The decree of 13 August 1902 bringing in new provisions for the construction of Parisian buildings was another step (after the decrees of 1882 and 1884) towards abandoning the uniform alignment of buildings originally imposed by Haussmann. This measure, which gave architects more freedom, encouraged a move towards more picturesque styles, allowing curves and breaks in the facades and projecting balconies and bow-windows. Raoul Brandon took full advantage of these possibilities in the many apartment buildings he built in the years before the First World War.
Planning permission for 172 avenue du Maine was granted on 2 January 1912, and the building was signed jointly by Raoul and his brother Daniel Brandon, as can still be seen today on the facade. The façade is punctuated vertically by projections, oculi and a canopy; horizontally by cantilevered balconies on the first floor and a wide loggia along the fourth floor.

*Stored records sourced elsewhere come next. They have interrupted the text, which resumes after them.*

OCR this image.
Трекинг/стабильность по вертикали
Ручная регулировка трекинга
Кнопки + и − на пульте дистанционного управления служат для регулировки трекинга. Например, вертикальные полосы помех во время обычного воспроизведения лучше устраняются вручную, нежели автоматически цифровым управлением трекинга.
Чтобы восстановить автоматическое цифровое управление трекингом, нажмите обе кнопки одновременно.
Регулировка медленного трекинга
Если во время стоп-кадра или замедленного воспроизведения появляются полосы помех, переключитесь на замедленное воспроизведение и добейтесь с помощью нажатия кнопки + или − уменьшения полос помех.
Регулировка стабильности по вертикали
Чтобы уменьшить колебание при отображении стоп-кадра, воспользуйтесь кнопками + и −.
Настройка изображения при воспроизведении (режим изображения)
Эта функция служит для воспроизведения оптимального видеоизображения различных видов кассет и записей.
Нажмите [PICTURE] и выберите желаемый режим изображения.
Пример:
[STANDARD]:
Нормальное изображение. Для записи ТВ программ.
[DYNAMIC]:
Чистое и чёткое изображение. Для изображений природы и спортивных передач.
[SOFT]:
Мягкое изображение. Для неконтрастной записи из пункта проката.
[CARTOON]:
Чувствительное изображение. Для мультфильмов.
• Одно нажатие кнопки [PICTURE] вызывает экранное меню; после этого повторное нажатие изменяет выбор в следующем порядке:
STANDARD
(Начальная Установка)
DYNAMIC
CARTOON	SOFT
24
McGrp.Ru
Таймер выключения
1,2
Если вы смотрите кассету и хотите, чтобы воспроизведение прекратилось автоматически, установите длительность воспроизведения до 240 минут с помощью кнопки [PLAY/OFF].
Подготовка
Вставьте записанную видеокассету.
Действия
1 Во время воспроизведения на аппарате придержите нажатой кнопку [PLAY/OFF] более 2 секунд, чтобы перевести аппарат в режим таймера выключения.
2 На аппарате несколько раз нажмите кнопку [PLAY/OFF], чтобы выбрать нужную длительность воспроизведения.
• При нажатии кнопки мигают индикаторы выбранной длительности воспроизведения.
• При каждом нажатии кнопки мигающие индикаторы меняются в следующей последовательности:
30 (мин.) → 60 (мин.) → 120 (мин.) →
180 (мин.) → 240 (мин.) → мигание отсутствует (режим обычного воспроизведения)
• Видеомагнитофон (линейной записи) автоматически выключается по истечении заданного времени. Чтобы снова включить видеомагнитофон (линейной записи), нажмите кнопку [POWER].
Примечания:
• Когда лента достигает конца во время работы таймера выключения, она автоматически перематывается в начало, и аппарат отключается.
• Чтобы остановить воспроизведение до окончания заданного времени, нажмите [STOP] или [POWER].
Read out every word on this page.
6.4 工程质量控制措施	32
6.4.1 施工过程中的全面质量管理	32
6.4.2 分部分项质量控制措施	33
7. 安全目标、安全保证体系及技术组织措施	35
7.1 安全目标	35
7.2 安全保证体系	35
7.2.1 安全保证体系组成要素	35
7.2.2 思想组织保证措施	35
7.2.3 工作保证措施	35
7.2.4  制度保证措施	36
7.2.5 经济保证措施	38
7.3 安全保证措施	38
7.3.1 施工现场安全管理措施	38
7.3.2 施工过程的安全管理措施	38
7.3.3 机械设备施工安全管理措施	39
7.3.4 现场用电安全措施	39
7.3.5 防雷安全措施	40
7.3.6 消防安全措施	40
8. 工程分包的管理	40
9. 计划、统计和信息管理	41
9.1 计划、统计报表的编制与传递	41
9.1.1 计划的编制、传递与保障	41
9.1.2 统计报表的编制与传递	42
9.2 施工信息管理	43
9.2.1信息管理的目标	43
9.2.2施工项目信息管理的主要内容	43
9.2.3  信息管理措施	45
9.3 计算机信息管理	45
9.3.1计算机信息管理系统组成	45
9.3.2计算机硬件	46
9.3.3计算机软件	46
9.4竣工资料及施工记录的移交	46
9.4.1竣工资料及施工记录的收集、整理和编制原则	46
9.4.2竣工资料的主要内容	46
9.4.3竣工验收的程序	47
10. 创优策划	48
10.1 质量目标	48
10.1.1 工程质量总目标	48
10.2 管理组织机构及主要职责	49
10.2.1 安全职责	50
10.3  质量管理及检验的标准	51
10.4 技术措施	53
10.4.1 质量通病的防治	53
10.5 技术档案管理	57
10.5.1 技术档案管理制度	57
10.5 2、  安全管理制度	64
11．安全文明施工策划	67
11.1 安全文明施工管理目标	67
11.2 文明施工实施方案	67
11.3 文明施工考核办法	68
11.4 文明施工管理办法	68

The upper storeys are progressively set back to give greater visual presence to the loggia. The building also stands out for the shape of the corner which enhances the loggia and its arcades, recalling the wooden structures of regional houses. A heliogravure in the Musée d'Orsay reveals that originally there was to have been a cupola above the arched window on the corner.

Brandon used up-to-date construction techniques such as reinforced concrete, while retaining an Art Nouveau style tempered with a certain classicism. The sculptural decorations play an important role (the sculptor Binaux signed the façade); he turned to Art Nouveau for inspiration for his motifs of flowers, fruits and masks. As in so many of this architect's drawings, this is particularly well drawn, revealing his desire to be recognised by future generations. The presence of people and cars in the drawing emphasises the exceptional location of the building in one of the most rapidly changing areas of the modern capital at that time, not far from Montparnasse.